For models with different weight layout, users can write the conversion loop explicitly and do customized operations.

# Using the model weights loader for BLOOM
from tensorrt_llm.models.model_weights_loader import ModelWeightsLoader
bloom_dict = {
    "transformer": "",
    "layers": "h",
    "ln_f": "ln_f",
    "lm_head": "word_embeddings",
    "ln_embed": "word_embeddings_layernorm",
    "vocab_embedding": "word_embeddings",
    "attention": "self_attention",
    "qkv": "query_key_value",
    "dense": "dense",
    "fc": "dense_h_to_4h",
    "proj": "dense_4h_to_h",
    "post_layernorm": "post_attention_layernorm",
}
loader = ModelWeightsLoader(external_checkpoint_dir, bloom_dict)
# See ModelWeightsLoader.generate_tllm_weights()
loader.update_key_mapping(trtllm_model)
tllm_weights = {}
for tllm_key, _ in tqdm(trtllm_model.named_parameters()):
    if tllm_key.endswith("qkv"):
        # Passing the callable handle
        tllm_weights.update(loader.load(tllm_key, preprocess=customized_preprocess))
    else:
        tllm_weights.update(loader.load(tllm_key))
loader.fill(tllm_weights)

This will apply preprocess after load_tensor() and before postprocess, and demonstrates how to convert the loaded shard into default HF layout. The loader still have support for precisions quantized from FP16/BF16 (e.g. INT8-wo/INT4-wo), the other precisions may require special operations, and can be addressed inside the preprocess function.
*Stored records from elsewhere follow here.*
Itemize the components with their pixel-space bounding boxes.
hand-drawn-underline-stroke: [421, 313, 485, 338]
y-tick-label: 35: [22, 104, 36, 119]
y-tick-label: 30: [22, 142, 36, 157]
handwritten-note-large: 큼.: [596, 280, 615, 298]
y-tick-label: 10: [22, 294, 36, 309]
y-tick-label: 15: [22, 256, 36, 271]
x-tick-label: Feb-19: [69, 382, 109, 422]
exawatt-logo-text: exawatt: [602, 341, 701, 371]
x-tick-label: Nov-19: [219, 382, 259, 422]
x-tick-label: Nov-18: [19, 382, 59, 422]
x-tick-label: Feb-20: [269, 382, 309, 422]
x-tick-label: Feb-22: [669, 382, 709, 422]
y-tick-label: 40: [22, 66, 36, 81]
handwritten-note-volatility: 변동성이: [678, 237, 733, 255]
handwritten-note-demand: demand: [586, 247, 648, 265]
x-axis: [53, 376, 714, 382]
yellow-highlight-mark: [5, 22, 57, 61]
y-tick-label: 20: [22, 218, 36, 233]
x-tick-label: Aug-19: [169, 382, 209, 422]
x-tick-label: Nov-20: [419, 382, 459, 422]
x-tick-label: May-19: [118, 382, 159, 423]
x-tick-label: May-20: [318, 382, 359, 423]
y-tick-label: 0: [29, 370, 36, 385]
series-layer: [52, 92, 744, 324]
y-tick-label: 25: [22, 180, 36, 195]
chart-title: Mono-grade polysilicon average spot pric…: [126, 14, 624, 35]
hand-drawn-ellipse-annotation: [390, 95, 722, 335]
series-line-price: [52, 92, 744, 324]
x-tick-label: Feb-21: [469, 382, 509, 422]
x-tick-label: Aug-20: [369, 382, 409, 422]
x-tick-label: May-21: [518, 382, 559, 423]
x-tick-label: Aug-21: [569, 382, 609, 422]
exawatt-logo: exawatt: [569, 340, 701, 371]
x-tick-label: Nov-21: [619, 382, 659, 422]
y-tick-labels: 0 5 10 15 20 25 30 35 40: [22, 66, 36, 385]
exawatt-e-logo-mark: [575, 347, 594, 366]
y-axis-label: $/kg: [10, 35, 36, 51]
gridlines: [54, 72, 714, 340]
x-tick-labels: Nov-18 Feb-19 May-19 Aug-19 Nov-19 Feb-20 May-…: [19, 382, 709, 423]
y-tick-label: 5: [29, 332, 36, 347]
The support for Qwen-1 is in QWenForCausalLM.from_hugging_face() of model.py, and can also be taken as example.

Fully customized

If the model weights loader cannot satisfy the requirements, users can write the conversion loop totally on their own.

tllm_weights = {}
for tllm_key, param in tqdm(trtllm_model.named_parameters()):
    # Load from external checkpoints
    # The load_tensor() function can also be called here
    tensor = ...
    # Convert tensor and set the values according to the config
    if trtllm_model.config.quantization.quant_algo == xxx:
        ...
    else:
        ...
    param.value = tensor

In this mode, every precision require user's own support.

Trouble shooting

The weights loader is enabled for LLaMA family models and Qwen models by default with TensorRT flow only.

If users are encountered with failure caused by ModelWeightsLoader, a workaround is passing environmental variable TRTLLM_DISABLE_UNIFIED_CONVERTER=1 to disable the model weights loader and fallback to the legacy path.

This workaround will be removed in future version after the LLaMA/Qwen weights conversion is stable.